There are 2 things here. Adding "persistent-sessions" is needed to ensure that HTTP sessions of the applications, which are secured by Keycloak, will remain persistent. But Keycloak auth-server itself doesn't rely on Http sessions. So you also need to switch UserSession provider in keycloak-server.json to either 'jpa' or 'mongo' . Default provider is 'mem', which stores UserSessions just in memory and this doesn't support server restarts. With JPA or Mongo, UserSessions will be persistent, on the other hand there is performance penalty as each login,logout or refresh token will need to load and save user sessions data in DB.
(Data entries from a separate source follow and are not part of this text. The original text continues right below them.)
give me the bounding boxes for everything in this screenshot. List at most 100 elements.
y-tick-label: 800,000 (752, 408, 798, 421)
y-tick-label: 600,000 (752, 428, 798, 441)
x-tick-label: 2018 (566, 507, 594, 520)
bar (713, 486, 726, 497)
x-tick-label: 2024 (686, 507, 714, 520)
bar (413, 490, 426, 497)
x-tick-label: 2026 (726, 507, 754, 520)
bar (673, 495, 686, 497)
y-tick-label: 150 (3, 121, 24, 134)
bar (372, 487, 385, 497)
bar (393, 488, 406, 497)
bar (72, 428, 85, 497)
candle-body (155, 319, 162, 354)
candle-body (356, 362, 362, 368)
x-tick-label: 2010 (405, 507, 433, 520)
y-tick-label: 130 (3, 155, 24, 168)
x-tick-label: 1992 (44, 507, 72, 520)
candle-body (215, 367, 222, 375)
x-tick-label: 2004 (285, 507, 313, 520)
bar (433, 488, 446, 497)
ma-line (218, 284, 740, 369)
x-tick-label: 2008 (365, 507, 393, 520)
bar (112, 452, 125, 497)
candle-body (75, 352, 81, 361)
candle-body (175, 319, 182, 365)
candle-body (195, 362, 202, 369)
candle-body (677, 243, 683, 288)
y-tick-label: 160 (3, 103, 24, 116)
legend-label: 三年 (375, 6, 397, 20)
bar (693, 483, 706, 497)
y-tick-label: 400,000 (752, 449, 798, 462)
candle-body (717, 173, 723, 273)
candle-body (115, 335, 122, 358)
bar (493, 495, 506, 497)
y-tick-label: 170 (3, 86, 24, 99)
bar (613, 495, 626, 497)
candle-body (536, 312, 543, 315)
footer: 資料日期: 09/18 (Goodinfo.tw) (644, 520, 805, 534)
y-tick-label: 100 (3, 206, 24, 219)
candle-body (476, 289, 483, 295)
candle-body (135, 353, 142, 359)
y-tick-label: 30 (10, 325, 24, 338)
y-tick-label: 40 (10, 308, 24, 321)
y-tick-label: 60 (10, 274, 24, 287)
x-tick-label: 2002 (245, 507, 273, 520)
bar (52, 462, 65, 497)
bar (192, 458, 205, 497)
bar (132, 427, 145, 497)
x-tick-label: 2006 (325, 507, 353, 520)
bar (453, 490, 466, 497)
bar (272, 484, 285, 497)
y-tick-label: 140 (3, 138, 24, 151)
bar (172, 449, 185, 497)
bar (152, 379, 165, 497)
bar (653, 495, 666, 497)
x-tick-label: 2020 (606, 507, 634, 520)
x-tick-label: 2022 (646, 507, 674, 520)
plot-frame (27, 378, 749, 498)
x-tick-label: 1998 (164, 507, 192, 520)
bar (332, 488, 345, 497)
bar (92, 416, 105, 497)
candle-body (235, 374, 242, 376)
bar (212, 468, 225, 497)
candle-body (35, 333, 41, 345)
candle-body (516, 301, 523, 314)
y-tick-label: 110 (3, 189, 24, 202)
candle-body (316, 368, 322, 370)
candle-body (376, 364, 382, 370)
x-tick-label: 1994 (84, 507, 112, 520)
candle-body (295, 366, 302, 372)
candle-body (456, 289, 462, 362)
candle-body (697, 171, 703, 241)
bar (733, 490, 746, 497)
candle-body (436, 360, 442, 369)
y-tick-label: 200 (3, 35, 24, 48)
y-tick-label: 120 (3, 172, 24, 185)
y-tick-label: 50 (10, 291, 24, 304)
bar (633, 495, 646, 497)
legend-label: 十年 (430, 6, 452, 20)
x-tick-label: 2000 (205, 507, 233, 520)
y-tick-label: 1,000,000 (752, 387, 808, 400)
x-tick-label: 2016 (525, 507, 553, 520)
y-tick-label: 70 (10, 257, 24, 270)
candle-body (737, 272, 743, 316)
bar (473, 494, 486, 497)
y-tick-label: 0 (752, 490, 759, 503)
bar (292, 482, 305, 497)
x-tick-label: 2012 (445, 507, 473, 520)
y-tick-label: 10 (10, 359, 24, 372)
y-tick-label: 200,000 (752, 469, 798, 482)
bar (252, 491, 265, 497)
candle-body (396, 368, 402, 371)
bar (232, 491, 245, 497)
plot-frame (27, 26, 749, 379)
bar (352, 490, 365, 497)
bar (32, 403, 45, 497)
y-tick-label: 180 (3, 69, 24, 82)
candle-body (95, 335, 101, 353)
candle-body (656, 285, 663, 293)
From 1.1.X there is also infinispan UserSession provider, which is not persistent by default, but you can use some infinispan addons (CacheStores/CacheLoaders) to ensure data are persistent.

Also note that upgrade from 1.0.X to 1.1.X will also drop existing UserSessions even if you have 'jpa' or 'mongo' as there is some change in format of UserSessions. But upgrade between minor versions (like from 1.0.3 to 1.0.4) will probably work for you.

Marek

On 11.11.2014 01:52, Alarik Myrin wrote:
When upgrading keycloak, I recently faced the problem that the upgrade would essentially invalidate all the current user sessions. Has anyone had any luck with using the <persistent-sessions/> tag in the wildfly Undertow web subsystem to try and have user sessions survive a server restart?